The ATUSB driver

Werner Almesberger werner at almesberger.net
Sun Mar 27 19:38:09 EDT 2011


Richard Sharpe wrote:
> An important question will be to what extent can a usbnet-based driver
> be developed? Will it be easier to use the usbnet infrastructure and
> do what it needs or write our own stuff.

There's already a nice standard for transmitting IP over WPAN, 6LoWPAN.
It only has a few minor drawbacks:

- not entirely trivial. But the linux-zigbee project has implemented
  the key pieces of the stack.

- IPv6. Well, we're on the IPv4 titanic in a sea of IPv6 addresses.
  Now is a good time to learn to swim :-)

- alas, not transparent for the host (i.e., needs an extension to the
  networking stack, etc.)

- some parts of the standard are still a moving target (mainly
  compression)

6LoWPAN is an on-going standardization effort at IETF:
http://datatracker.ietf.org/wg/6lowpan/

The key document is RFC4944, http://datatracker.ietf.org/doc/rfc4944/
The compression is likely to be superseded by
http://datatracker.ietf.org/doc/draft-ietf-6lowpan-hc/

What I plan to do is to first make sure we have proper support for
6LoWPAN in the Linux kernel, based on the work of linux-zigbee. 

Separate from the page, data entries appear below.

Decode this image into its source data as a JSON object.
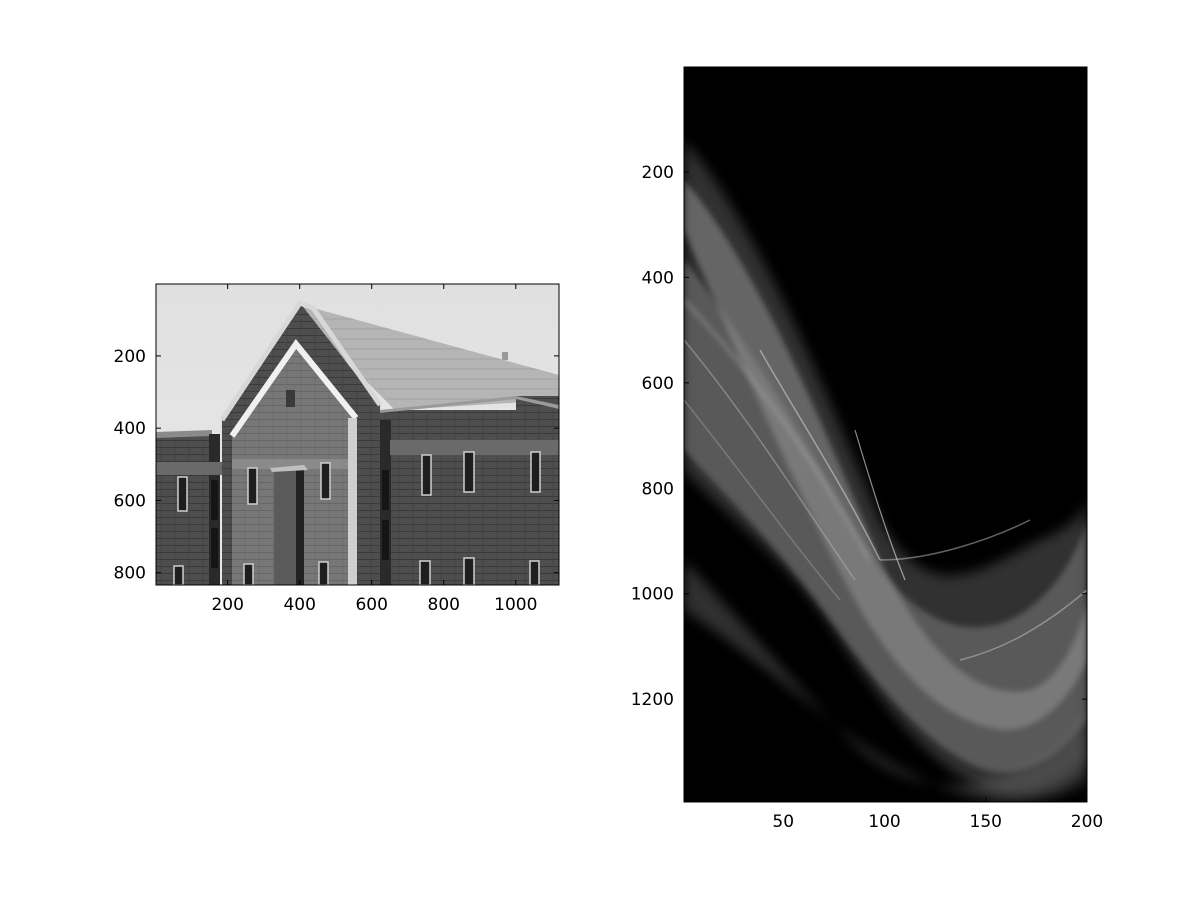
{
  "figure": {
    "background": "#ffffff",
    "panels": [
      {
        "name": "building-image",
        "content": "grayscale photograph of a brick building with a gabled roof",
        "x_ticks": [
          "200",
          "400",
          "600",
          "800",
          "1000"
        ],
        "y_ticks": [
          "200",
          "400",
          "600",
          "800"
        ],
        "x_tick_values": [
          200,
          400,
          600,
          800,
          1000
        ],
        "y_tick_values": [
          200,
          400,
          600,
          800
        ],
        "x_range": [
          1,
          1120
        ],
        "y_range": [
          1,
          834
        ]
      },
      {
        "name": "hough-transform-image",
        "content": "grayscale accumulator array on black background with bright sinusoidal bands",
        "x_ticks": [
          "50",
          "100",
          "150",
          "200"
        ],
        "y_ticks": [
          "200",
          "400",
          "600",
          "800",
          "1000",
          "1200"
        ],
        "x_tick_values": [
          50,
          100,
          150,
          200
        ],
        "y_tick_values": [
          200,
          400,
          600,
          800,
          1000,
          1200
        ],
        "x_range": [
          1,
          200
        ],
        "y_range": [
          1,
          1395
        ]
      }
    ]
  }
}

For atben, this would already be the end of the development. For
atusb, it may be attractive to reduce the number of things that
need to be changed on the host.

E.g., if atusb could appear as an Ethernet-like device (i.e.,
usbnet) and translate between the IPv6 encapsulation for Ethernet
and that for the WPAN link layer, the host would need to know less
about WPAN, and just a general IPv6-capable kernel plus some
user-space configuration tool may be sufficient.

An even more radical approach would be to provide transparent IPv4
to IPv6 translation/tunneling.

The feasibility of such deployment-friendly simplifications would
have to be studied. The ATmega32U2 has 28 kB of Flash for the
firmware (the boot loader will consume 4 kB), so there's room for
experiments. (If we should find out that a "dumb" firmware is all
we need, the ATmega32U2 could be replaced with an ATmega16U2 or
even ATmega8U2 in future revisions, to slightly reduce cost.)

We could also invent some non-standard IPv4 over IEEE 802.15.4
transport as a short-term hack, but deploying what amounts to a
proprietary solution may mean trouble later on.